24

Here's 3 example md5 hashes

$ md5 -s "1" && md5 -s "2" && md5 -s "3"
MD5 ("1") = c4ca4238a0b923820dcc509a6f75849b
MD5 ("2") = c81e728d9d4c2f636f067f89cc14862c
MD5 ("3") = eccbc87e4b5ce2fe28308fd9f2a7baf3

Say I wanted to take 8 characters from any hash. Is the beginning part of the hash particularly more "random" than the end? middle? Or are all substrings equally "random"?

maček
  • 76,434
  • 37
  • 167
  • 198
  • 1
    In my opinion, "random" is not the right word here. Hash functions are as deterministic as they get; there is no randomness involved at all.

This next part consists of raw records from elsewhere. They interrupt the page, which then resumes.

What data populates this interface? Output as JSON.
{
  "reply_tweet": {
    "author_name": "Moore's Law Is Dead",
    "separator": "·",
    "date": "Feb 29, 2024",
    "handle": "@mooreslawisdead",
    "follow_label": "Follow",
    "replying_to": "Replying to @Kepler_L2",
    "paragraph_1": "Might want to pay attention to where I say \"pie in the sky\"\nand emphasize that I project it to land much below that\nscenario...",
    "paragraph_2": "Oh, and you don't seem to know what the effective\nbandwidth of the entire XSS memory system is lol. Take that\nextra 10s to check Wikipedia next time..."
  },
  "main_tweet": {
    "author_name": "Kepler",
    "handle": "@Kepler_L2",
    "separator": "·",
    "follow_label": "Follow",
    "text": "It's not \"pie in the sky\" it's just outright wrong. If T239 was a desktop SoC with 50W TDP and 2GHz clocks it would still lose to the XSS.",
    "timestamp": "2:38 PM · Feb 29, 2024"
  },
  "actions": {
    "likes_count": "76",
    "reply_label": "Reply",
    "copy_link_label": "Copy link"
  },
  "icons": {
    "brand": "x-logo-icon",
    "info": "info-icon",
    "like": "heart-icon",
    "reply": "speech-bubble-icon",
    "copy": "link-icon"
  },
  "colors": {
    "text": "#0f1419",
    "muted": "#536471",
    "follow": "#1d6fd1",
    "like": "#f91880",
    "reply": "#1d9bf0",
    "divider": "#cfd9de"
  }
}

You shold probably ask if a substring of a hash has the same collusion resistance as the orginal (accounting for the different length, of course). – Jens Sep 29 '10 at 08:07
  • I was just about to ask this very question.. – insaner Apr 17 '16 at 05:15

4 Answers4

20

I was curious myself, so I went ahead and wrote a program to test this. You'll need Crypto++ to compile the code.

Disclaimer: When it comes to cryptography, or even just mathematics in general, I know just enough to shoot myself in the foot. So, take the following results with a grain of salt and keep in mind that I only have a cursory knowledge of the tools I'm using.

I only sampled three substrings: the first 8 bytes, the middle 8 bytes, and the last 8 bytes. Long story short, they're equally random.

However, when using a smaller sample space, it appears as if the last 8 bits are slightly more random. The larger the sampling space, the closer all three substrings approach complete randomness.


1000 iterations:

First:  0.995914
Middle: 0.996546
Last:   0.998104

5000 iterations:

First:  0.998387
Middle: 0.998624
Last:   0.999501

10000 iterations:

First:  0.999614
Middle: 0.999457
Last:   1

30000 iterations:

First:  1
Middle: 1
Last:   1

"Randomness" is measured by Crypto++'s MaurerRandomnessTest class. For reference, the executable compiled from the above code has a randomness value of 0.632411 and a copy of Shakespeare's Macbeth downloaded from Project Gutenburg has a randomness value of 0.566991.

kurige
  • 3,749
  • 2
  • 21
  • 24
14

Nitpick: "random" is the wrong word to use here, since hash functions are deterministic.

As for answering what you mean :), a desirable property of hash functions is achieving the Avalanche effect: basically, to have every bit of input cause drastic changes to the output. So, for a well-designed hash, every substring should be affected equally often ("be as random") as any other.

snemarch
  • 4,958
  • 26
  • 38
12

All substrings of a good hash (and md5 is reasonably good despite being cryptographically unsafe) are equally random, so yes, take any bits you like from the string, they should be equally distributed.

Gintautas Miliauskas
  • 7,744
  • 4
  • 32
  • 34
0

Measuring the randomness of the output of a hash function can be done using Statistical tests done on pseudo-random number generators. According to the Handbook of Applied Cryptography §5.4.4 (sample chapters available for free), there are five basic tests:

  1. Frequency test (monobit test)
  2. Serial test (two-bit test)
  3. Poker test
  4. Runs test
  5. Autocorrelation test

Then, of course, there's the Maurer's universal statistical test that kurige has already mentioned.